Analisi e commento[modifica | modifica wikitesto]

vv.1-2. Non [...] pianto: la massima è tratta dalle Elegie di Massimiano: "Non sum qui fueram: periit pars maxima nostri;/ hoc quoque quod superest languor et horror habet" (I, 1-2); ma può anche essere ripreso dal Petrarca: "lassai di me la miglior parte a dietro" (Rerum vulgarium fragmenta, XXXVII, 52) "quand'era in parte altr'uom da quel ch'i' sono" (I, 4).

v.2. questo che avanza: stilema del Petrarca ("questo m'avanza di cotanta speme", CCLXVIII, 3).

vv.3-4. E [...] canto:ormai estinto è l'amore (perché il mirto è la pianta sacra a Venere) e caduto ogni sogno di gloria poetica.

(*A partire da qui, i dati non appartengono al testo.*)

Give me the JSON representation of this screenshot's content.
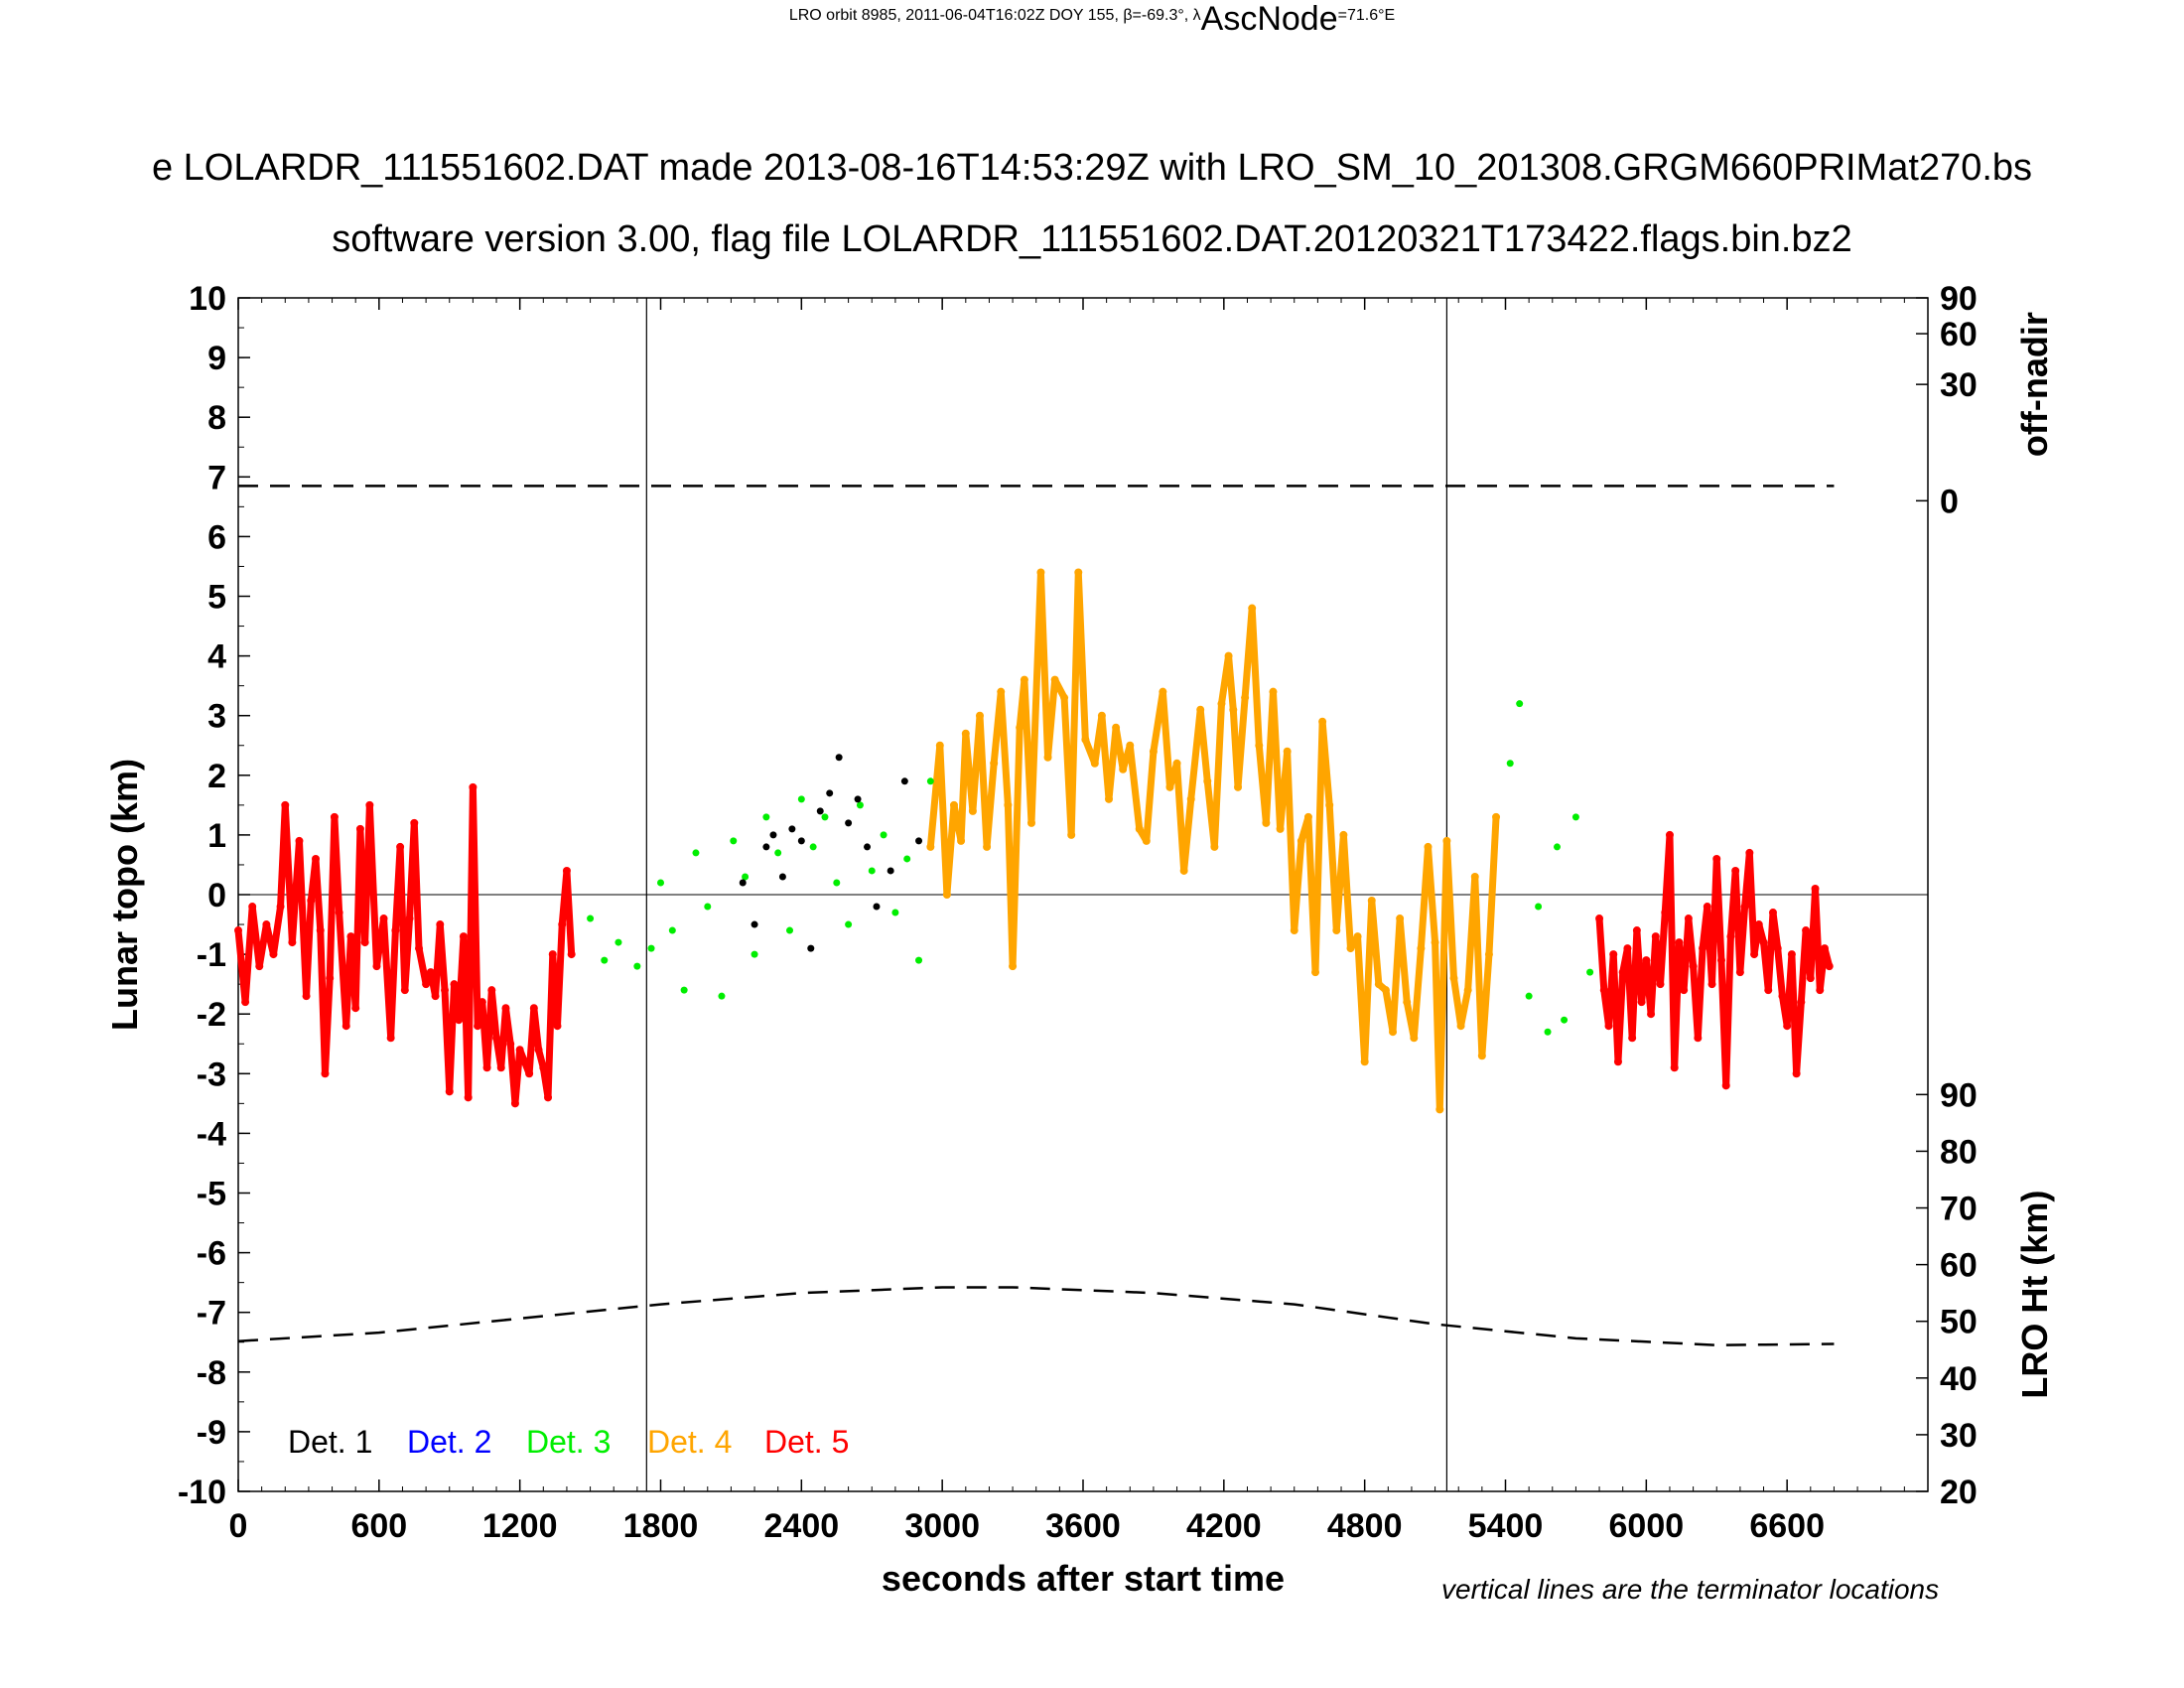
{
  "titles": {
    "line1_pre": "LRO orbit 8985, 2011-06-04T16:02Z DOY 155, β=-69.3°, λ",
    "line1_sub": "AscNode",
    "line1_post": "=71.6°E",
    "line2": "e LOLARDR_111551602.DAT made 2013-08-16T14:53:29Z with LRO_SM_10_201308.GRGM660PRIMat270.bs",
    "line3": "software version 3.00, flag file LOLARDR_111551602.DAT.20120321T173422.flags.bin.bz2"
  },
  "note": "vertical lines are the terminator locations",
  "colors": {
    "det1": "#000000",
    "det2": "#0000ff",
    "det3": "#00ee00",
    "det4": "#ffa500",
    "det5": "#ff0000"
  },
  "chart_data": {
    "type": "scatter",
    "xlabel": "seconds after start time",
    "ylabel": "Lunar topo (km)",
    "y2label_top": "off-nadir",
    "y2label_bottom": "LRO Ht (km)",
    "xlim": [
      0,
      7200
    ],
    "ylim": [
      -10,
      10
    ],
    "x_ticks": [
      "0",
      "600",
      "1200",
      "1800",
      "2400",
      "3000",
      "3600",
      "4200",
      "4800",
      "5400",
      "6000",
      "6600"
    ],
    "y_ticks": [
      "-10",
      "-9",
      "-8",
      "-7",
      "-6",
      "-5",
      "-4",
      "-3",
      "-2",
      "-1",
      "0",
      "1",
      "2",
      "3",
      "4",
      "5",
      "6",
      "7",
      "8",
      "9",
      "10"
    ],
    "offnadir_ticks": [
      [
        "90",
        10
      ],
      [
        "60",
        9.4
      ],
      [
        "30",
        8.55
      ],
      [
        "0",
        6.6
      ]
    ],
    "ht_ticks": [
      [
        "90",
        -3.35
      ],
      [
        "80",
        -4.3
      ],
      [
        "70",
        -5.25
      ],
      [
        "60",
        -6.2
      ],
      [
        "50",
        -7.15
      ],
      [
        "40",
        -8.1
      ],
      [
        "30",
        -9.05
      ],
      [
        "20",
        -10
      ]
    ],
    "terminators": [
      1740,
      5150
    ],
    "offnadir_line": {
      "y": 6.85,
      "x": [
        0,
        6800
      ]
    },
    "lro_height_km": [
      [
        0,
        46.5
      ],
      [
        600,
        48
      ],
      [
        1200,
        50.5
      ],
      [
        1800,
        53
      ],
      [
        2400,
        55
      ],
      [
        3000,
        56
      ],
      [
        3300,
        56
      ],
      [
        3900,
        55
      ],
      [
        4500,
        53
      ],
      [
        5100,
        49.5
      ],
      [
        5700,
        47
      ],
      [
        6300,
        45.8
      ],
      [
        6800,
        46
      ]
    ],
    "legend": [
      "Det. 1",
      "Det. 2",
      "Det. 3",
      "Det. 4",
      "Det. 5"
    ],
    "series": [
      {
        "name": "Det. 5",
        "x": [
          0,
          30,
          60,
          90,
          120,
          150,
          180,
          200,
          230,
          260,
          290,
          310,
          330,
          350,
          370,
          390,
          410,
          430,
          460,
          480,
          500,
          520,
          540,
          560,
          590,
          620,
          650,
          670,
          690,
          710,
          730,
          750,
          770,
          800,
          820,
          840,
          860,
          880,
          900,
          920,
          940,
          960,
          980,
          1000,
          1020,
          1040,
          1060,
          1080,
          1100,
          1120,
          1140,
          1160,
          1180,
          1200,
          1220,
          1240,
          1260,
          1280,
          1300,
          1320,
          1340,
          1360,
          1380,
          1400,
          1420
        ],
        "y": [
          -0.6,
          -1.8,
          -0.2,
          -1.2,
          -0.5,
          -1.0,
          -0.2,
          1.5,
          -0.8,
          0.9,
          -1.7,
          -0.1,
          0.6,
          -0.6,
          -3.0,
          -1.4,
          1.3,
          -0.3,
          -2.2,
          -0.7,
          -1.9,
          1.1,
          -0.8,
          1.5,
          -1.2,
          -0.4,
          -2.4,
          -0.6,
          0.8,
          -1.6,
          -0.4,
          1.2,
          -0.9,
          -1.5,
          -1.3,
          -1.7,
          -0.5,
          -1.6,
          -3.3,
          -1.5,
          -2.1,
          -0.7,
          -3.4,
          1.8,
          -2.2,
          -1.8,
          -2.9,
          -1.6,
          -2.4,
          -2.9,
          -1.9,
          -2.5,
          -3.5,
          -2.6,
          -2.8,
          -3.0,
          -1.9,
          -2.6,
          -2.9,
          -3.4,
          -1.0,
          -2.2,
          -0.5,
          0.4,
          -1.0
        ]
      },
      {
        "name": "Det. 4",
        "x": [
          2950,
          2990,
          3020,
          3050,
          3080,
          3100,
          3130,
          3160,
          3190,
          3220,
          3250,
          3280,
          3300,
          3330,
          3350,
          3380,
          3420,
          3450,
          3480,
          3520,
          3550,
          3580,
          3610,
          3650,
          3680,
          3710,
          3740,
          3770,
          3800,
          3840,
          3870,
          3900,
          3940,
          3970,
          4000,
          4030,
          4060,
          4100,
          4130,
          4160,
          4190,
          4220,
          4240,
          4260,
          4290,
          4320,
          4350,
          4380,
          4410,
          4440,
          4470,
          4500,
          4530,
          4560,
          4590,
          4620,
          4650,
          4680,
          4710,
          4740,
          4770,
          4800,
          4830,
          4860,
          4890,
          4920,
          4950,
          4980,
          5010,
          5040,
          5070,
          5100,
          5120,
          5150,
          5180,
          5210,
          5240,
          5270,
          5300,
          5330,
          5360
        ],
        "y": [
          0.8,
          2.5,
          0.0,
          1.5,
          0.9,
          2.7,
          1.4,
          3.0,
          0.8,
          2.2,
          3.4,
          1.5,
          -1.2,
          2.8,
          3.6,
          1.2,
          5.4,
          2.3,
          3.6,
          3.3,
          1.0,
          5.4,
          2.6,
          2.2,
          3.0,
          1.6,
          2.8,
          2.1,
          2.5,
          1.1,
          0.9,
          2.4,
          3.4,
          1.8,
          2.2,
          0.4,
          1.6,
          3.1,
          1.9,
          0.8,
          3.2,
          4.0,
          3.1,
          1.8,
          3.3,
          4.8,
          2.5,
          1.2,
          3.4,
          1.1,
          2.4,
          -0.6,
          0.9,
          1.3,
          -1.3,
          2.9,
          1.5,
          -0.6,
          1.0,
          -0.9,
          -0.7,
          -2.8,
          -0.1,
          -1.5,
          -1.6,
          -2.3,
          -0.4,
          -1.8,
          -2.4,
          -0.9,
          0.8,
          -0.8,
          -3.6,
          0.9,
          -1.4,
          -2.2,
          -1.6,
          0.3,
          -2.7,
          -1.0,
          1.3
        ]
      },
      {
        "name": "Det. 3",
        "x": [
          1500,
          1560,
          1620,
          1700,
          1760,
          1800,
          1850,
          1900,
          1950,
          2000,
          2060,
          2110,
          2160,
          2200,
          2250,
          2300,
          2350,
          2400,
          2450,
          2500,
          2550,
          2600,
          2650,
          2700,
          2750,
          2800,
          2850,
          2900,
          2950,
          5420,
          5460,
          5500,
          5540,
          5580,
          5620,
          5650,
          5700,
          5760
        ],
        "y": [
          -0.4,
          -1.1,
          -0.8,
          -1.2,
          -0.9,
          0.2,
          -0.6,
          -1.6,
          0.7,
          -0.2,
          -1.7,
          0.9,
          0.3,
          -1.0,
          1.3,
          0.7,
          -0.6,
          1.6,
          0.8,
          1.3,
          0.2,
          -0.5,
          1.5,
          0.4,
          1.0,
          -0.3,
          0.6,
          -1.1,
          1.9,
          2.2,
          3.2,
          -1.7,
          -0.2,
          -2.3,
          0.8,
          -2.1,
          1.3,
          -1.3
        ]
      },
      {
        "name": "Det. 1",
        "x": [
          2150,
          2200,
          2250,
          2280,
          2320,
          2360,
          2400,
          2440,
          2480,
          2520,
          2560,
          2600,
          2640,
          2680,
          2720,
          2780,
          2840,
          2900
        ],
        "y": [
          0.2,
          -0.5,
          0.8,
          1.0,
          0.3,
          1.1,
          0.9,
          -0.9,
          1.4,
          1.7,
          2.3,
          1.2,
          1.6,
          0.8,
          -0.2,
          0.4,
          1.9,
          0.9
        ]
      },
      {
        "name": "Det. 5",
        "x": [
          5800,
          5820,
          5840,
          5860,
          5880,
          5900,
          5920,
          5940,
          5960,
          5980,
          6000,
          6020,
          6040,
          6060,
          6080,
          6100,
          6120,
          6140,
          6160,
          6180,
          6200,
          6220,
          6240,
          6260,
          6280,
          6300,
          6320,
          6340,
          6360,
          6380,
          6400,
          6420,
          6440,
          6460,
          6480,
          6500,
          6520,
          6540,
          6560,
          6580,
          6600,
          6620,
          6640,
          6660,
          6680,
          6700,
          6720,
          6740,
          6760,
          6780
        ],
        "y": [
          -0.4,
          -1.6,
          -2.2,
          -1.0,
          -2.8,
          -1.3,
          -0.9,
          -2.4,
          -0.6,
          -1.8,
          -1.1,
          -2.0,
          -0.7,
          -1.5,
          -0.3,
          1.0,
          -2.9,
          -0.8,
          -1.6,
          -0.4,
          -1.2,
          -2.4,
          -0.9,
          -0.2,
          -1.5,
          0.6,
          -1.1,
          -3.2,
          -0.7,
          0.4,
          -1.3,
          -0.2,
          0.7,
          -1.0,
          -0.5,
          -0.8,
          -1.6,
          -0.3,
          -0.9,
          -1.7,
          -2.2,
          -1.0,
          -3.0,
          -1.8,
          -0.6,
          -1.4,
          0.1,
          -1.6,
          -0.9,
          -1.2
        ]
      }
    ]
  }
}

v.5. empia licenza: riferito alla violenza rivoluzionaria sulla scorta della dedica al fratello Gian-Dionigi dell'ode Ai novelli repubblicani del 1797.

vv.7-8. arte [...] vanto: il desiderio di ricchezze, di cui meno vanto, divenne in me arte, poiché vanto deve riferirsi alla fame d'oro, piuttosto che arte.

v.9. Che [...] consiglio: se pure si fa strada un proposito di suicidio.

v.10. fiera ragion: proposito terribile, spaventoso. chiudon le porte: espressione figurata, discendente da Dante (Paradiso, III, 43 "La nostra carità non serra porte").

vv.12-14. Tal [...] morte: così, vittima di me stesso, e del prossimo, e della sventura, pur riconoscendo ciò che è bene, non so trattenermi dal cedere al partito peggiore; ho il coraggio di desiderare ardentemente la morte, ma poi mi manca la forza di procurarmela davvero.

v.13. conosco il meglio ed al peggior m'appiglio è una ripresa dal petrarchesco "chè co' la morte a lato/ cerco del viver mio novo consiglio, / et veggio 'l meglio, et al peggior m'appiglio" (CCLXIV, 134-136), a sua volta debitore dell'ovidiano "Video meliora proboque, / Deteriora sequor" (Metamorfosi, VII, 20-21; letteralmente "vedo le cose migliori e le approvo, ma assecondo le peggiori").

v.14. e [...] morte: "qui mille volte al dì la morte invoco", Costanzo, Stanze, II, 14, 5.

Note[modifica | modifica wikitesto]

  1. ^ G. Nicoletti, Foscolo, Roma, Salerno Editrice, 2006, p. 28.

Bibliografia critica[modifica | modifica wikitesto]

  • Ugo Foscolo, Sepolcri Odi Sonetti, a cura di Donatella Martinelli, Milano, Oscar Mondadori 1987.
  • Emanuela Francesca Traversaro, Ritmo e musica nei sonetti di Ugo Foscolo, The Boopen, Napoli, 2009.